We’re living in unprecedented age of opportunity for communication services providers (CSPs).
Those that are customer-centric, data-driven and agile will seize the day and break through their legacy barriers. Brian McCann, CTO of the Nokia Software Business Group, discusses the future for CSPs and how they can compete in the digital economy – in other words, how to act in ‘digital time’.
Different dimensions of time
Our concept of ‘digital time’ is dynamic. It evolves with each new idea, innovation or service that uses technology more intelligently to meet customers’ needs. Today’s digital leaders – companies and entrepreneurs – know the critical importance and value of digital time.
It’s evident in how they constantly ask ‘why?’ and ‘why not?’ – simplifying, automating and augmenting how things work, pushing what’s possible and rewriting the rules of any given industry. For them, the definitions of the customer, moments that matter and windows of opportunity are not set in stone.
When speed is not enough
Faced with declining traditional revenues, CSPs need to increase customer mindshare and share of wallet. Customers are looking for something new, bold and differentiated, but that doesn’t mean CSPs’ focus should be the speed of bringing digital services to market. Yes, they need to move fast, but speed is not enough; agility is key. Without agility, speed to market is the same outdated ideas spun out faster.
Agility and data often go hand in hand. For instance, most CSPs are sitting on a goldmine of data. Instead the approach to data should be more proactive and reactive, creative and innovative. It’s about being data-driven in their decision-making – connecting insights with actions and predictions with personalization. And this needs to happen within a fabric that combines the intelligence of technology and people to enhance each other. The totality is what we call ‘connected intelligence’.
Today’s reality for many CSPs, however, is quite different. Data isn’t instant insight until you ‘close the loop’, revalidate and continue that cycle. Technologies and teams are often siloed. Legacy systems and processes are unable to cope. Risks are commonly avoided. Just some of the reasons why many miss out, compared to how digital leaders use data analytics and act with agility.
Agility. Check. Data. Check. Anything else?
Many companies have a culture that’s resistant to change – 46% according to the latest State of Agile survey. For CSPs, cultural change is on the agenda. It’s key to nurturing a bold, never-afraid-to-learn attitude, but this kind of change doesn’t happen overnight.
For example, it takes time to change the way companies approach problems. Thinking of everything as a technology problem instead of connecting technology, data and people is a common flaw of many digital transformation journeys. Only by walking a mile in your customers’ shoes will you see their problems clearly – and then arrive at the right solutions. This top-down way of thinking is still nascent in many CSP cultures, but workforces are changing fast. There’ll soon be five generations in the workplace. By 2019, millennials will outnumber baby-boomers and many are already becoming business leaders.
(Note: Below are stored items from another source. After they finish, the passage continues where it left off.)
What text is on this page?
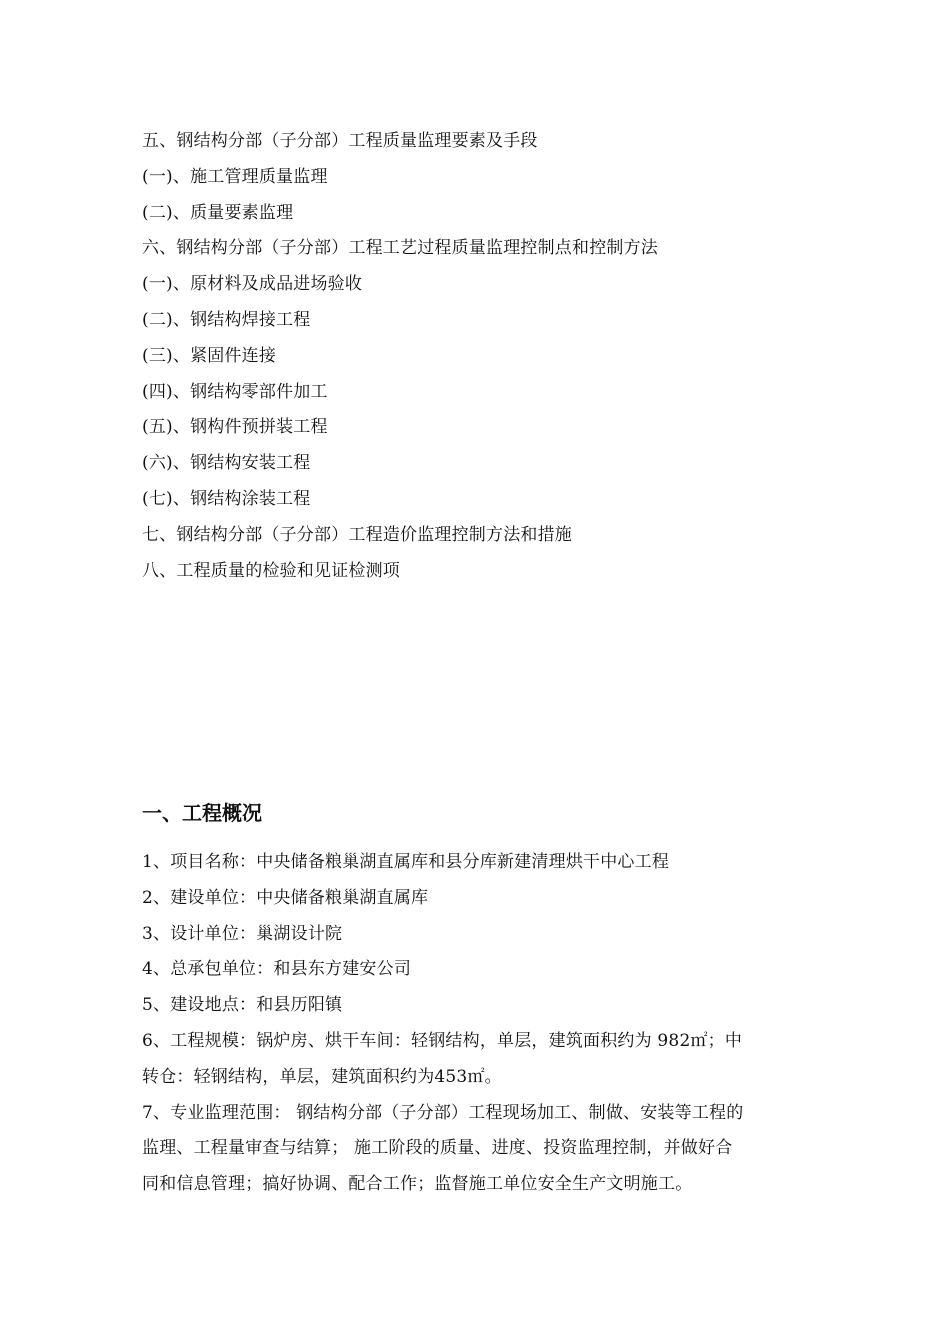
五、钢结构分部（子分部）工程质量监理要素及手段
(一)、施工管理质量监理
(二)、质量要素监理
六、钢结构分部（子分部）工程工艺过程质量监理控制点和控制方法
(一)、原材料及成品进场验收
(二)、钢结构焊接工程
(三)、紧固件连接
(四)、钢结构零部件加工
(五)、钢构件预拼装工程
(六)、钢结构安装工程
(七)、钢结构涂装工程
七、钢结构分部（子分部）工程造价监理控制方法和措施
八、工程质量的检验和见证检测项
一、工程概况
1、项目名称：中央储备粮巢湖直属库和县分库新建清理烘干中心工程
2、建设单位：中央储备粮巢湖直属库
3、设计单位：巢湖设计院
4、总承包单位：和县东方建安公司
5、建设地点：和县历阳镇
6、工程规模：锅炉房、烘干车间：轻钢结构，单层，建筑面积约为 982㎡；中
转仓：轻钢结构，单层，建筑面积约为453㎡。
7、专业监理范围： 钢结构分部（子分部）工程现场加工、制做、安装等工程的
监理、工程量审查与结算； 施工阶段的质量、进度、投资监理控制，并做好合
同和信息管理；搞好协调、配合工作；监督施工单位安全生产文明施工。
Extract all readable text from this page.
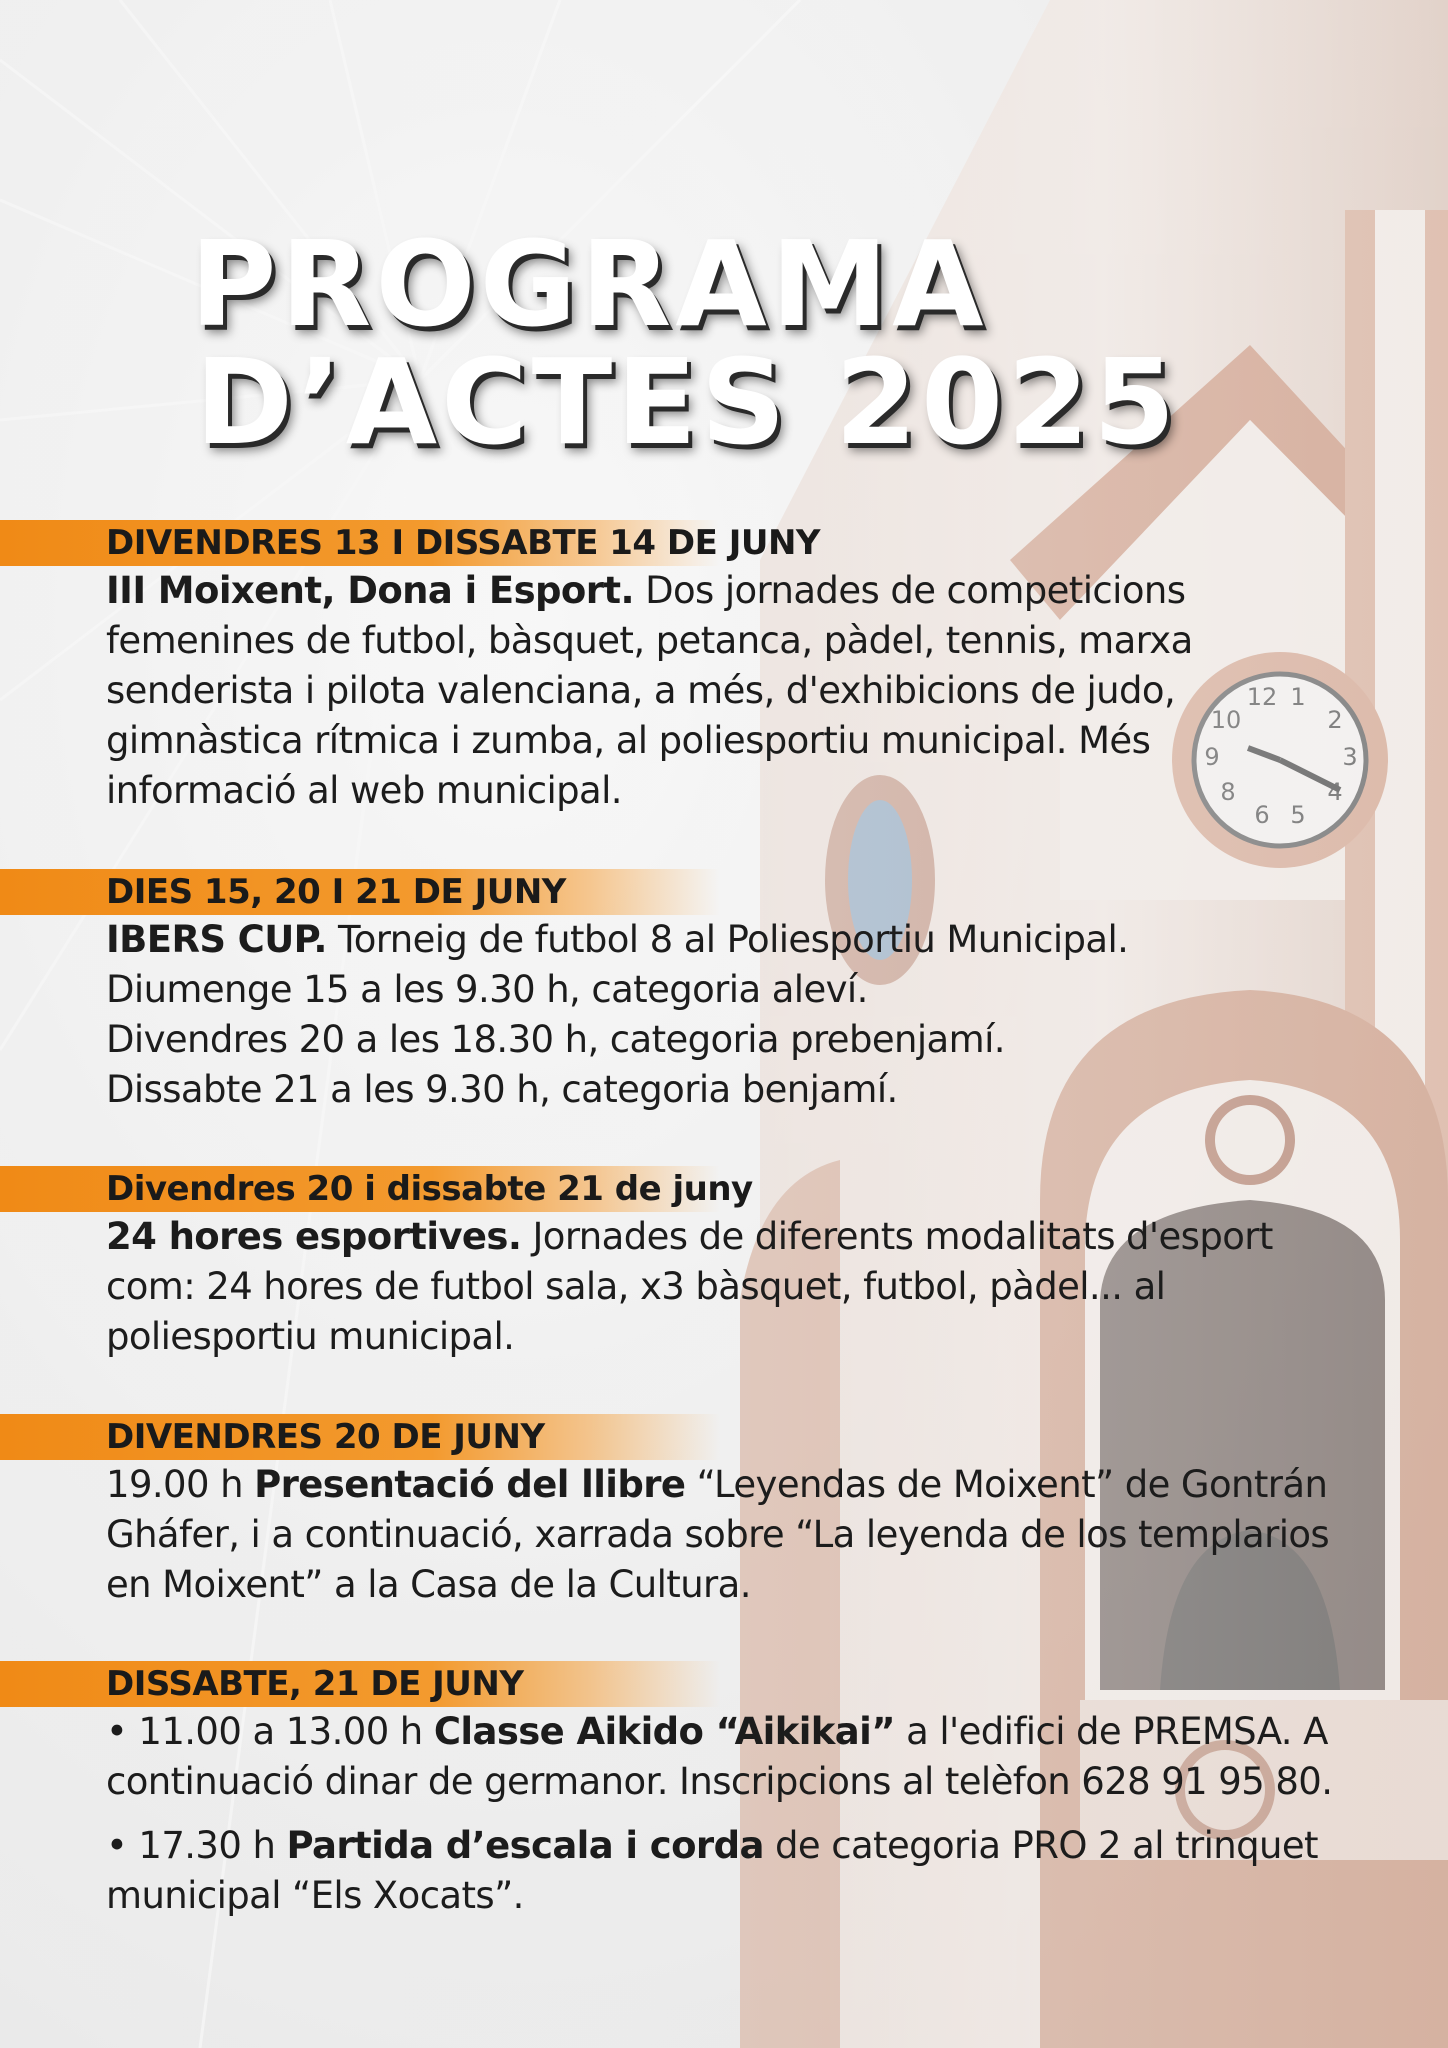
PROGRAMA
D’ACTES 2025
DIVENDRES 13 I DISSABTE 14 DE JUNY

III Moixent, Dona i Esport. Dos jornades de competicions femenines de futbol, bàsquet, petanca, pàdel, tennis, marxa senderista i pilota valenciana, a més, d'exhibicions de judo, gimnàstica rítmica i zumba, al poliesportiu municipal. Més informació al web municipal.

DIES 15, 20 I 21 DE JUNY

IBERS CUP. Torneig de futbol 8 al Poliesportiu Municipal.

Diumenge 15 a les 9.30 h, categoria aleví.

Divendres 20 a les 18.30 h, categoria prebenjamí.

Dissabte 21 a les 9.30 h, categoria benjamí.

Divendres 20 i dissabte 21 de juny

24 hores esportives. Jornades de diferents modalitats d'esport com: 24 hores de futbol sala, x3 bàsquet, futbol, pàdel... al poliesportiu municipal.

DIVENDRES 20 DE JUNY

19.00 h Presentació del llibre “Leyendas de Moixent” de Gontrán Gháfer, i a continuació, xarrada sobre “La leyenda de los templarios en Moixent” a la Casa de la Cultura.

DISSABTE, 21 DE JUNY

• 11.00 a 13.00 h Classe Aikido “Aikikai” a l'edifici de PREMSA. A continuació dinar de germanor. Inscripcions al telèfon 628 91 95 80.

• 17.30 h Partida d’escala i corda de categoria PRO 2 al trinquet municipal “Els Xocats”.
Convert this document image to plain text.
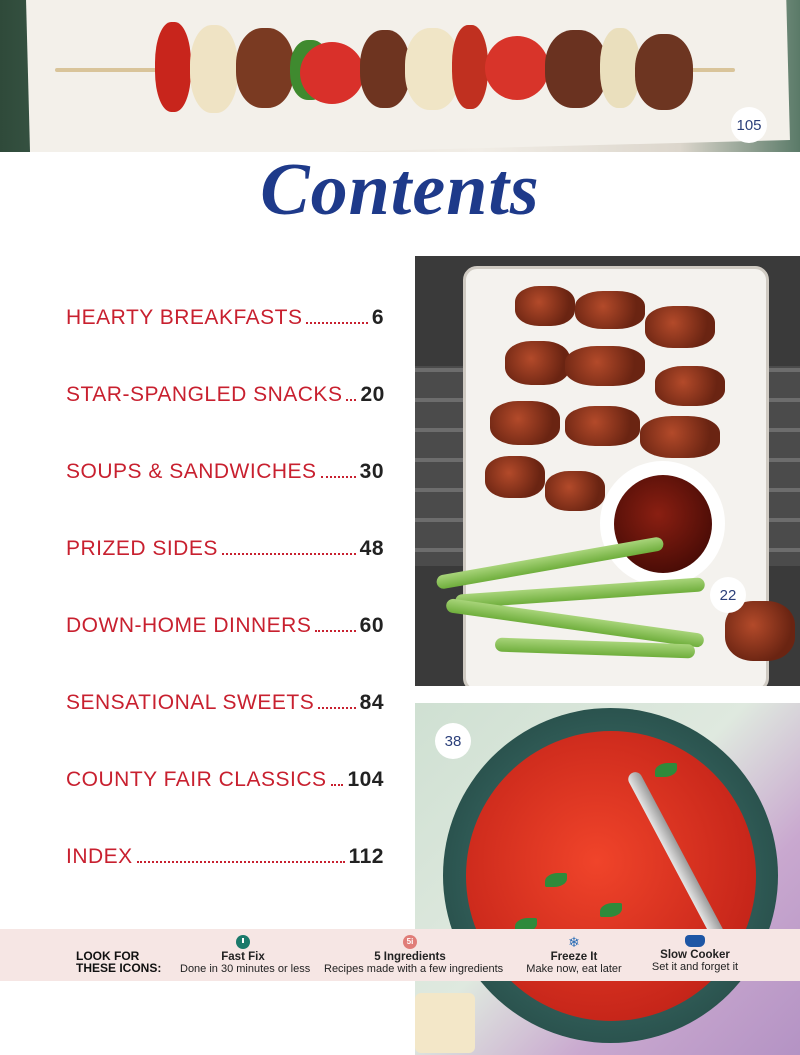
105
Contents
HEARTY BREAKFASTS	6
STAR-SPANGLED SNACKS 20
SOUPS & SANDWICHES 30
PRIZED SIDES	48
DOWN-HOME DINNERS 60
SENSATIONAL SWEETS 84
COUNTY FAIR CLASSICS 104
INDEX	112
22
38
LOOK FOR
THESE ICONS:
Fast Fix
Done in 30 minutes or less
5i
5 Ingredients
Recipes made with a few ingredients
❄
Freeze It
Make now, eat later
Slow Cooker
Set it and forget it
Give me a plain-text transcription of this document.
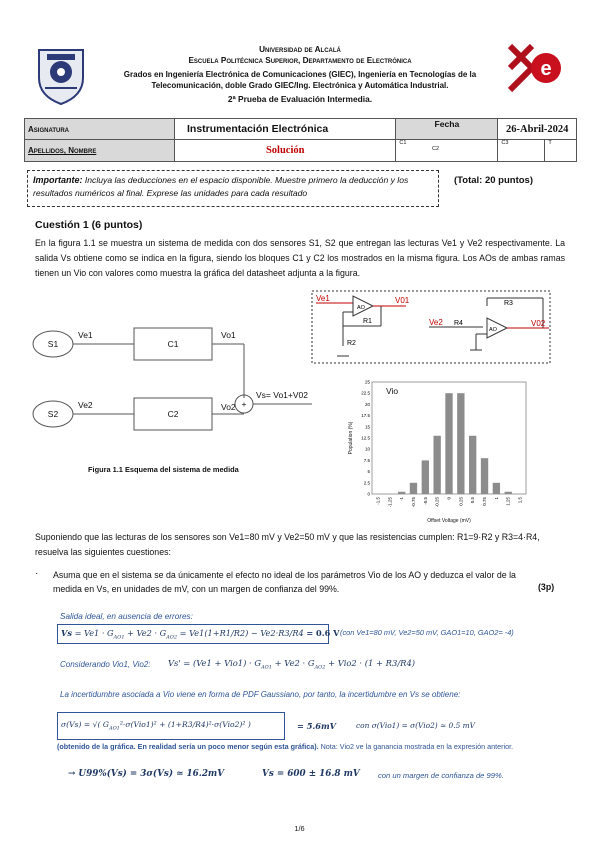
e
Universidad de Alcalá
Escuela Politécnica Superior, Departamento de Electrónica
Grados en Ingeniería Electrónica de Comunicaciones (GIEC), Ingeniería en Tecnologías de la
Telecomunicación, doble Grado GIEC/Ing. Electrónica y Automática Industrial.
2ª Prueba de Evaluación Intermedia.
Asignatura	Instrumentación Electrónica	Fecha	26-Abril-2024	
Apellidos, Nombre	Solución	C1	C3	T
C2
Importante: Incluya las deducciones en el espacio disponible. Muestre primero la deducción y los resultados numéricos al final. Exprese las unidades para cada resultado
(Total: 20 puntos)
Cuestión 1 (6 puntos)
En la figura 1.1 se muestra un sistema de medida con dos sensores S1, S2 que entregan las lecturas Ve1 y Ve2 respectivamente. La salida Vs obtiene como se indica en la figura, siendo los bloques C1 y C2 los mostrados en la misma figura. Los AOs de ambas ramas tienen un Vio con valores como muestra la gráfica del datasheet adjunta a la figura.
S1
Ve1
C1
Vo1
+
Vs= Vo1+V02
S2
Ve2
C2
Vo2
Figura 1.1 Esquema del sistema de medida
Ve1
AO
V01
R1
R2
R3
Ve2 R4
AO
V02
Vio
Population (%)
Offset Voltage (mV)
0
2.5
5
7.5
10
12.5
15
17.5
20
22.5
25
-1.5 -1.25 -1 -0.75 -0.5 -0.25 0 0.25 0.5 0.75 1 1.25 1.5
Suponiendo que las lecturas de los sensores son Ve1=80 mV y Ve2=50 mV y que las resistencias cumplen: R1=9·R2 y R3=4·R4, resuelva las siguientes cuestiones:
· Asuma que en el sistema se da únicamente el efecto no ideal de los parámetros Vio de los AO y deduzca el valor de la medida en Vs, en unidades de mV, con un margen de confianza del 99%.	(3p)
Salida ideal, en ausencia de errores:
$Vs = Ve1 \cdot G_{AO1} + Ve2 \cdot G_{AO2} = Ve1(1+R1/R2) - Ve2\cdot R3/R4 = 0.6$ V (con Ve1=80 mV, Ve2=50 mV, GAO1=10, GAO2= -4)
Considerando Vio1, Vio2: $Vs' = (Ve1 + Vio1) \cdot G_{AO1} + Ve2 \cdot G_{AO2} + Vio2 \cdot (1 + R3/R4)$
La incertidumbre asociada a Vio viene en forma de PDF Gaussiano, por tanto, la incertidumbre en Vs se obtiene:
σ(Vs) = √( $G_{AO1}^2\cdot\sigma(Vio1)^2 + (1+R3/R4)^2\cdot\sigma(Vio2)^2$ )	= 5.6mV	con σ(Vio1) = σ(Vio2) ≃ 0.5 mV
(obtenido de la gráfica. En realidad sería un poco menor según esta gráfica). Nota: Vio2 ve la ganancia mostrada en la expresión anterior.
→ U99%(Vs) = 3σ(Vs) ≃ 16.2mV	Vs = 600 ± 16.8 mV con un margen de confianza de 99%.
1/6
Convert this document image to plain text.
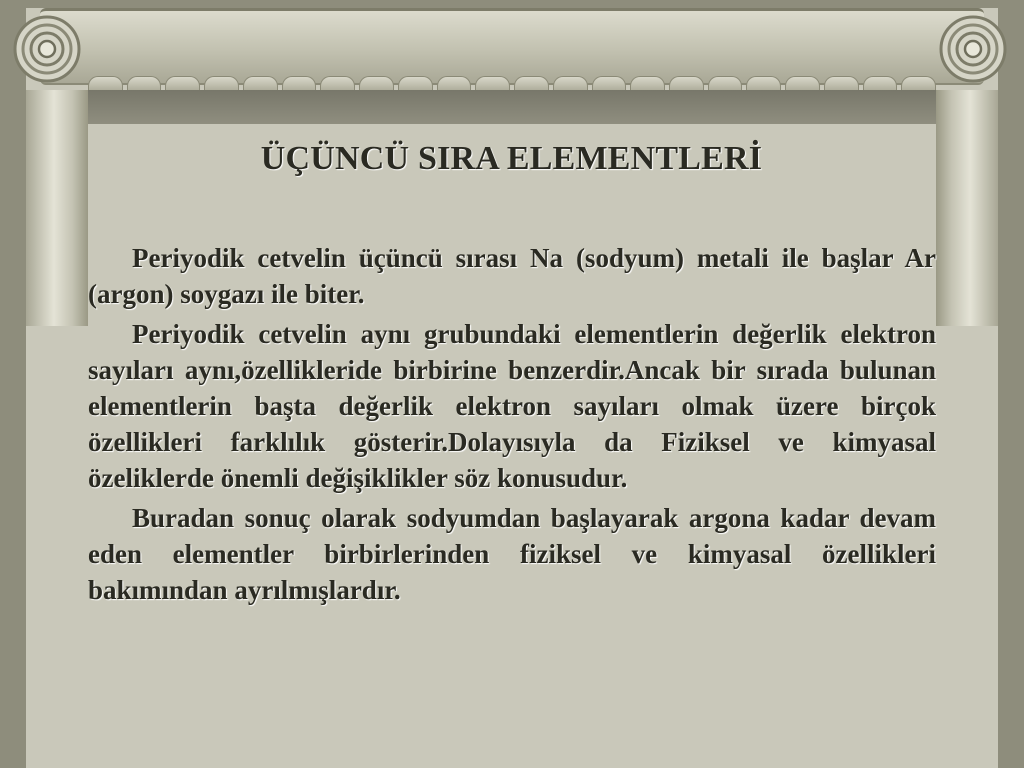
ÜÇÜNCÜ SIRA ELEMENTLERİ

Periyodik cetvelin üçüncü sırası Na (sodyum) metali ile başlar Ar (argon) soygazı ile biter.

Periyodik cetvelin aynı grubundaki elementlerin değerlik elektron sayıları aynı,özellikleride birbirine benzerdir.Ancak bir sırada bulunan elementlerin başta değerlik elektron sayıları olmak üzere birçok özellikleri farklılık gösterir.Dolayısıyla da Fiziksel ve kimyasal özeliklerde önemli değişiklikler söz konusudur.

Buradan sonuç olarak sodyumdan başlayarak argona kadar devam eden elementler birbirlerinden fiziksel ve kimyasal özellikleri bakımından ayrılmışlardır.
These new workforces might be catalysts to ‘transform from within’. In common with many CSPs, we are transforming too. And we always have been – from riverside paper mill to becoming a leader in network technologies and now software. Our journey shows we share the telco industry challenges because we’re walking the same path.
People, process, technology and…
So, let’s assume your culture is changing. Agility is present in everything you do and you’re making the most of your data. Are you still missing something to be able to operate in digital time?
Partnerships could be your missing ingredient. Except for webscale companies, few can muster the skills, experience, innovations and systems required to compete in today’s global markets. New partnerships and alliances could well be crucial for CSPs to carve out opportunities in a matrix competitive environment. Especially as CSPs find themselves up against webscale players, media and entertainment companies, software houses and established IT providers, plus startups we don’t yet know about.
Don’t forget the wow factor
Some CSPs will transform, enter new markets and even develop an ecosystem. They are trusted by customers which is a solid foundation to build on. But customers overall don’t yet associate them with value-added services. Tapping into customers’ wow factor – new ways we use technology to enhance all aspects of our lives – is the next level.
This takes us back to digital time and what it means for the customer. Immediate, intelligent and intuitive services will create time by helping people and businesses achieve more. These will deliver the novelty and creativity that customers are not currently seeing. It’s the unexpected reaction: “Oh wow! Now I can get this from my CSP.” And it’s down to CSPs to make this unexpected reaction the new normal.